Few things teach us the value of money like not having enough. For good or ill, many of the experiences we have in life are governed by two primary resources: time and money. Parents strive to teach their children the value of both. As a parent myself, I want my kids to grow up understanding not only that time and money have value, but how to create more of both when necessary.
Many parents try to teach the value of money with methods like a weekly allowance. The catch with an allowance, as most parents implement it, is that it creates a fixed labor mindset: you do X and you get Y, and that rarely changes. Reality is far from that; from uncertain job markets to entrepreneurship, life is rarely so predictable or secure. Allowances also tend to teach that it’s okay to do the minimum amount of work to earn the minimum amount of money, which is not a life lesson I want to reinforce.
What I’d like my kids to learn instead is that with the right mix of time, effort, and knowledge, they can achieve more than just the minimum. They can create results – including money – which go beyond just punching a clock for 8 hours a day or collecting federal minimum wage. If they want something, they’ll have the tools and talent to generate the necessary resources to earn that something. What they will need to provide is focused effort – and that’s a lesson for all of us. Every day, we make choices that improve or diminish our lives, from what we eat to who we call friends to what we do with our leisure time.
This multi-part series will tackle the fundamentals of marketing as it applies to a home-based business. My eldest child is interested in setting up an Etsy-style shop, so in this series we’ll look at the basics of setting up a home-based business and focus on the marketing of the products. We’ll start with things like the USP – the unique selling proposition – and customer profile, walk through the necessary marketing technology infrastructure, and build out a marketing plan that a technically savvy tween/teen can execute reliably.
Will my child strike it rich with these techniques? Probably not. Will they create a reasonably reliable, consistent stream of income above and beyond their allowance? As long as they put in the work. I’ll provide the tools and knowledge; they have to provide the effort.

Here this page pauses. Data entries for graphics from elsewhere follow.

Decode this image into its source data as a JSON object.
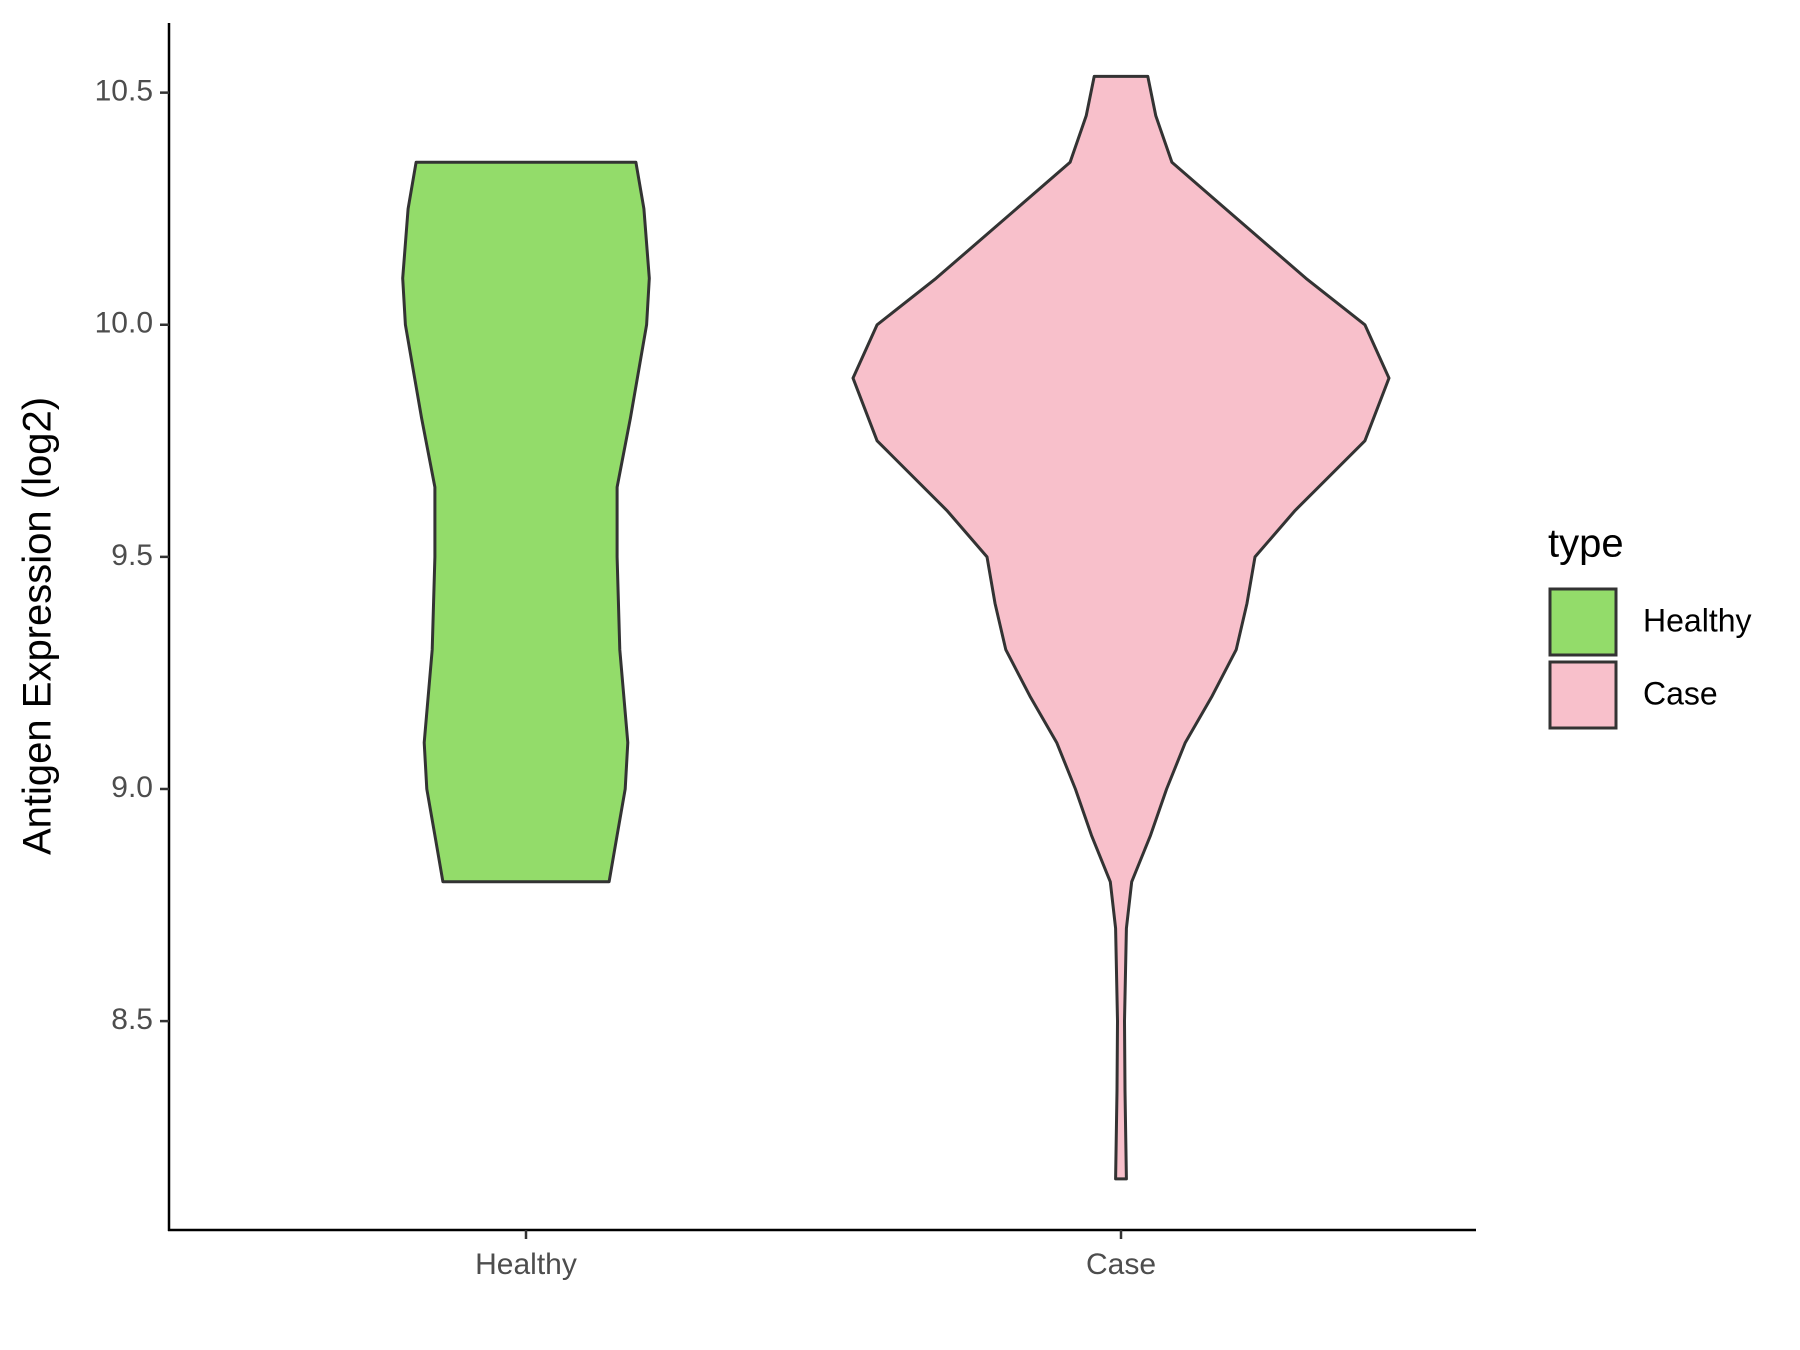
{
  "chart_data": {
    "type": "violin",
    "ylabel": "Antigen Expression (log2)",
    "categories": [
      "Healthy",
      "Case"
    ],
    "ylim": [
      8.05,
      10.65
    ],
    "yticks": [
      8.5,
      {
        "value": 9.0,
        "label": "9.0"
      },
      9.5,
      {
        "value": 10.0,
        "label": "10.0"
      },
      10.5
    ],
    "legend_title": "type",
    "legend_position": "right",
    "grid": false,
    "series": [
      {
        "name": "Healthy",
        "color": "#93dc6a",
        "y": [
          10.35,
          10.25,
          10.1,
          10.0,
          9.8,
          9.65,
          9.5,
          9.3,
          9.1,
          9.0,
          8.9,
          8.8
        ],
        "density": [
          0.41,
          0.44,
          0.46,
          0.45,
          0.39,
          0.34,
          0.34,
          0.35,
          0.38,
          0.37,
          0.34,
          0.31
        ]
      },
      {
        "name": "Case",
        "color": "#f8c0cb",
        "y": [
          10.535,
          10.45,
          10.35,
          10.25,
          10.1,
          10.0,
          9.885,
          9.75,
          9.6,
          9.5,
          9.4,
          9.3,
          9.2,
          9.1,
          9.0,
          8.9,
          8.8,
          8.7,
          8.5,
          8.35,
          8.16
        ],
        "density": [
          0.1,
          0.13,
          0.19,
          0.39,
          0.69,
          0.91,
          1.0,
          0.91,
          0.65,
          0.5,
          0.47,
          0.43,
          0.34,
          0.24,
          0.17,
          0.11,
          0.04,
          0.02,
          0.013,
          0.015,
          0.02
        ]
      }
    ]
  }
}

If you’re a parent, or someone who wants to develop a “side hustle”, please join me on this journey over the next few posts. I also want to emphasize that this is not the “right” way to parent, nor are the lessons I want to teach my kids necessarily the lessons you should want to teach yours. This is one person’s opinion only; take whatever is valuable and leave what isn’t. The only people I take responsibility for are my own kids.